Stages of the remote inflammation gateway reflex. (1) ATP is highly secreted from nonimmune cells with activation of the IL-6 amplifier in an ankle joint. (2) ATP stimulates Nav1.8 + sensory neurons in the L5 DRG. (3) L5 sensory neurons signaling to proenkephalin-positive interneurons in the spinal cord between L5 and T10. (4) Sensory neurons in the contralateral L4-6 DRG are activated. (5) The activated sensory neurons secrete ATP antidromically in the contralateral ankle joint, leading to activation of the IL-6 amplifier, which is critical for the development of remote inflammation

Conclusion

This review presents a novel paradigm in the field of tissue-specific inflammatory diseases, highlighting a unique neuro-immune interaction. We have identified a mechanism that facilitates the entry of autoreactive T cells into the BBB and triggers inflammatory processes. This mechanism involves chemokine expression at specific vascular sites initiated by the activation of a specialized neural circuit termed the “gateway reflex.” While traditional approaches in neuro-immune cross talk have focused on systemic immunosuppression through glucocorticoid regulation, because they often involve steroid therapies, they raise concerns about potential side effects. In contrast, the gateway reflex, rooted in neural circuitry, offers a more localized approach to immune control, potentially reducing the likelihood of adverse reactions and avoiding systemic immunodeficiency.

The gateway reflex demonstrates that environmental factors, such as gravity [3], pain [35], stress [36, 41], light [47], and local inflammation [50], can modulate the activation sites of local nerves. This modulation, in turn, influences the innervation of specific blood vessel sites including the BBB. Genetic factors particularly in patients also should influence the gateway reflex considering individual variability in phenotypes. Indeed, disease-associated genes are involved in the activation of the IL-6 amplifier, and risk alleles at sQTL or eQTL respectively increase the alternative splicing and change the RNA level of disease-associated genes [24, 27, 51].
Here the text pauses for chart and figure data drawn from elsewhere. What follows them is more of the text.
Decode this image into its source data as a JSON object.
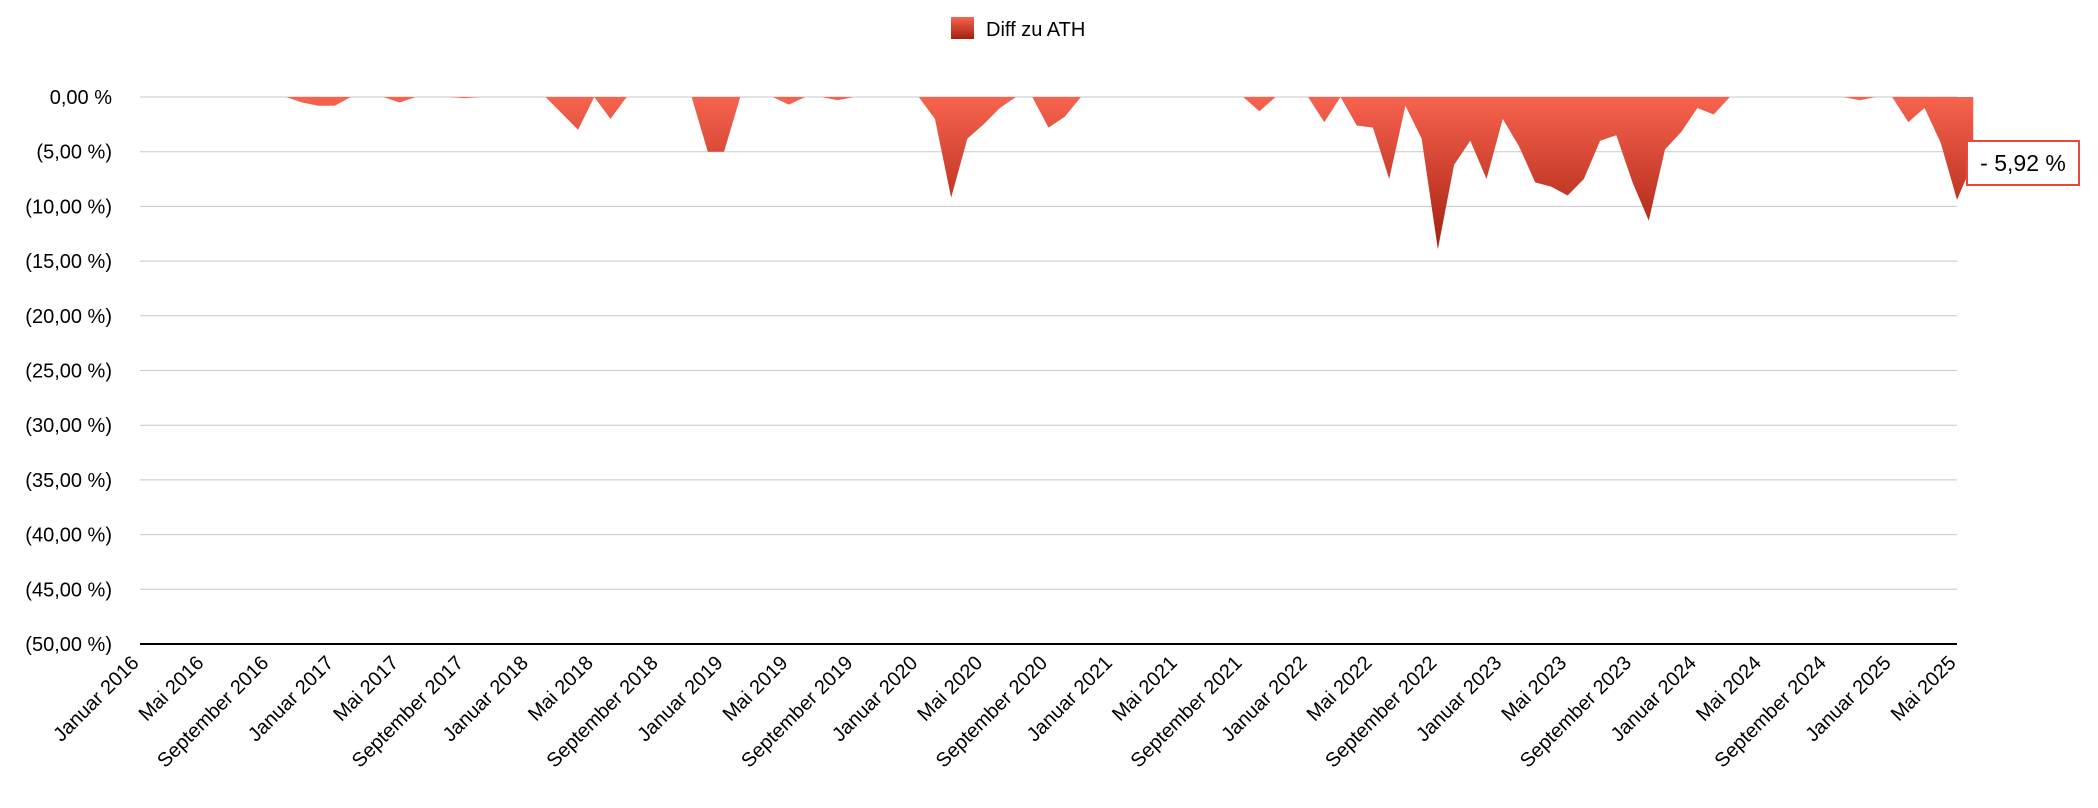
{
  "chart_data": {
    "type": "area",
    "legend": {
      "label": "Diff zu ATH",
      "position": "top-center"
    },
    "ylim": [
      -50,
      0
    ],
    "y_ticks": [
      0,
      -5,
      -10,
      -15,
      -20,
      -25,
      -30,
      -35,
      -40,
      -45,
      -50
    ],
    "y_tick_labels": [
      "0,00 %",
      "(5,00 %)",
      "(10,00 %)",
      "(15,00 %)",
      "(20,00 %)",
      "(25,00 %)",
      "(30,00 %)",
      "(35,00 %)",
      "(40,00 %)",
      "(45,00 %)",
      "(50,00 %)"
    ],
    "x_tick_labels": [
      "Januar 2016",
      "Mai 2016",
      "September 2016",
      "Januar 2017",
      "Mai 2017",
      "September 2017",
      "Januar 2018",
      "Mai 2018",
      "September 2018",
      "Januar 2019",
      "Mai 2019",
      "September 2019",
      "Januar 2020",
      "Mai 2020",
      "September 2020",
      "Januar 2021",
      "Mai 2021",
      "September 2021",
      "Januar 2022",
      "Mai 2022",
      "September 2022",
      "Januar 2023",
      "Mai 2023",
      "September 2023",
      "Januar 2024",
      "Mai 2024",
      "September 2024",
      "Januar 2025",
      "Mai 2025"
    ],
    "grid": true,
    "colors": {
      "area_top": "#f7634f",
      "area_bottom": "#a5200f",
      "grid": "#c8c8c8",
      "axis": "#000000",
      "callout_border": "#e8493a"
    },
    "series": [
      {
        "name": "Diff zu ATH",
        "points": [
          [
            "2016-01",
            0
          ],
          [
            "2016-04",
            0
          ],
          [
            "2016-07",
            0
          ],
          [
            "2016-10",
            0
          ],
          [
            "2016-11",
            -0.5
          ],
          [
            "2016-12",
            -0.8
          ],
          [
            "2017-01",
            -0.8
          ],
          [
            "2017-02",
            0
          ],
          [
            "2017-03",
            0
          ],
          [
            "2017-04",
            0
          ],
          [
            "2017-05",
            -0.5
          ],
          [
            "2017-06",
            0
          ],
          [
            "2017-08",
            0
          ],
          [
            "2017-09",
            -0.1
          ],
          [
            "2017-10",
            0
          ],
          [
            "2017-12",
            0
          ],
          [
            "2018-01",
            0
          ],
          [
            "2018-02",
            0
          ],
          [
            "2018-03",
            -1.5
          ],
          [
            "2018-04",
            -3.0
          ],
          [
            "2018-05",
            0
          ],
          [
            "2018-06",
            -2.0
          ],
          [
            "2018-07",
            0
          ],
          [
            "2018-08",
            0
          ],
          [
            "2018-09",
            0
          ],
          [
            "2018-10",
            0
          ],
          [
            "2018-11",
            0
          ],
          [
            "2018-12",
            -5.0
          ],
          [
            "2019-01",
            -5.0
          ],
          [
            "2019-02",
            0
          ],
          [
            "2019-03",
            0
          ],
          [
            "2019-04",
            0
          ],
          [
            "2019-05",
            -0.7
          ],
          [
            "2019-06",
            0
          ],
          [
            "2019-07",
            0
          ],
          [
            "2019-08",
            -0.3
          ],
          [
            "2019-09",
            0
          ],
          [
            "2019-10",
            0
          ],
          [
            "2019-11",
            0
          ],
          [
            "2019-12",
            0
          ],
          [
            "2020-01",
            0
          ],
          [
            "2020-02",
            -2.0
          ],
          [
            "2020-03",
            -9.2
          ],
          [
            "2020-04",
            -3.8
          ],
          [
            "2020-05",
            -2.5
          ],
          [
            "2020-06",
            -1.0
          ],
          [
            "2020-07",
            0
          ],
          [
            "2020-08",
            0
          ],
          [
            "2020-09",
            -2.8
          ],
          [
            "2020-10",
            -1.8
          ],
          [
            "2020-11",
            0
          ],
          [
            "2020-12",
            0
          ],
          [
            "2021-01",
            0
          ],
          [
            "2021-03",
            0
          ],
          [
            "2021-05",
            0
          ],
          [
            "2021-07",
            0
          ],
          [
            "2021-09",
            0
          ],
          [
            "2021-10",
            -1.3
          ],
          [
            "2021-11",
            0
          ],
          [
            "2021-12",
            0
          ],
          [
            "2022-01",
            0
          ],
          [
            "2022-02",
            -2.3
          ],
          [
            "2022-03",
            0
          ],
          [
            "2022-04",
            -2.6
          ],
          [
            "2022-05",
            -2.8
          ],
          [
            "2022-06",
            -7.5
          ],
          [
            "2022-07",
            -0.8
          ],
          [
            "2022-08",
            -3.8
          ],
          [
            "2022-09",
            -13.9
          ],
          [
            "2022-10",
            -6.2
          ],
          [
            "2022-11",
            -4.0
          ],
          [
            "2022-12",
            -7.5
          ],
          [
            "2023-01",
            -2.0
          ],
          [
            "2023-02",
            -4.5
          ],
          [
            "2023-03",
            -7.8
          ],
          [
            "2023-04",
            -8.2
          ],
          [
            "2023-05",
            -9.0
          ],
          [
            "2023-06",
            -7.5
          ],
          [
            "2023-07",
            -4.0
          ],
          [
            "2023-08",
            -3.5
          ],
          [
            "2023-09",
            -7.8
          ],
          [
            "2023-10",
            -11.3
          ],
          [
            "2023-11",
            -4.8
          ],
          [
            "2023-12",
            -3.2
          ],
          [
            "2024-01",
            -1.0
          ],
          [
            "2024-02",
            -1.6
          ],
          [
            "2024-03",
            0
          ],
          [
            "2024-05",
            0
          ],
          [
            "2024-07",
            0
          ],
          [
            "2024-09",
            0
          ],
          [
            "2024-10",
            0
          ],
          [
            "2024-11",
            -0.3
          ],
          [
            "2024-12",
            0
          ],
          [
            "2025-01",
            0
          ],
          [
            "2025-02",
            -2.3
          ],
          [
            "2025-03",
            -1.0
          ],
          [
            "2025-04",
            -4.2
          ],
          [
            "2025-05",
            -9.4
          ],
          [
            "2025-06",
            -5.92
          ]
        ]
      }
    ],
    "last_value_label": "- 5,92 %"
  }
}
Finally, with a focus on the tissue specificity of diseases, it is therefore crucial to understanding the gateway reflex. The influence of neurotransmitters from the nervous system on both immune [52,53,54,55] and nonimmune cells [3, 35] throughout the body underscores the broad implications of the gateway reflex. Many biological agents, including antibody drugs, have been developed and used for the treatment of autoimmune diseases and other inflammatory diseases. However, refractory cases still exist, and there is no definitive treatment that overcomes all cases. Because the gateway reflex is a tissue-specific mechanism that regulates local neuronal activation. It may be possible to open and close the gates of the gateway reflex in specific neuronal circuits using “neuromodulation,” a technology for artificial neural stimulation, thereby controlling the disease. Thus, neuromodulation of the gateway reflex circuits holds significant promise for the development of therapeutic strategies targeting a range of inflammatory diseases, offering a new avenue for treatments that leverage the intricate interplay between the nervous and immune systems.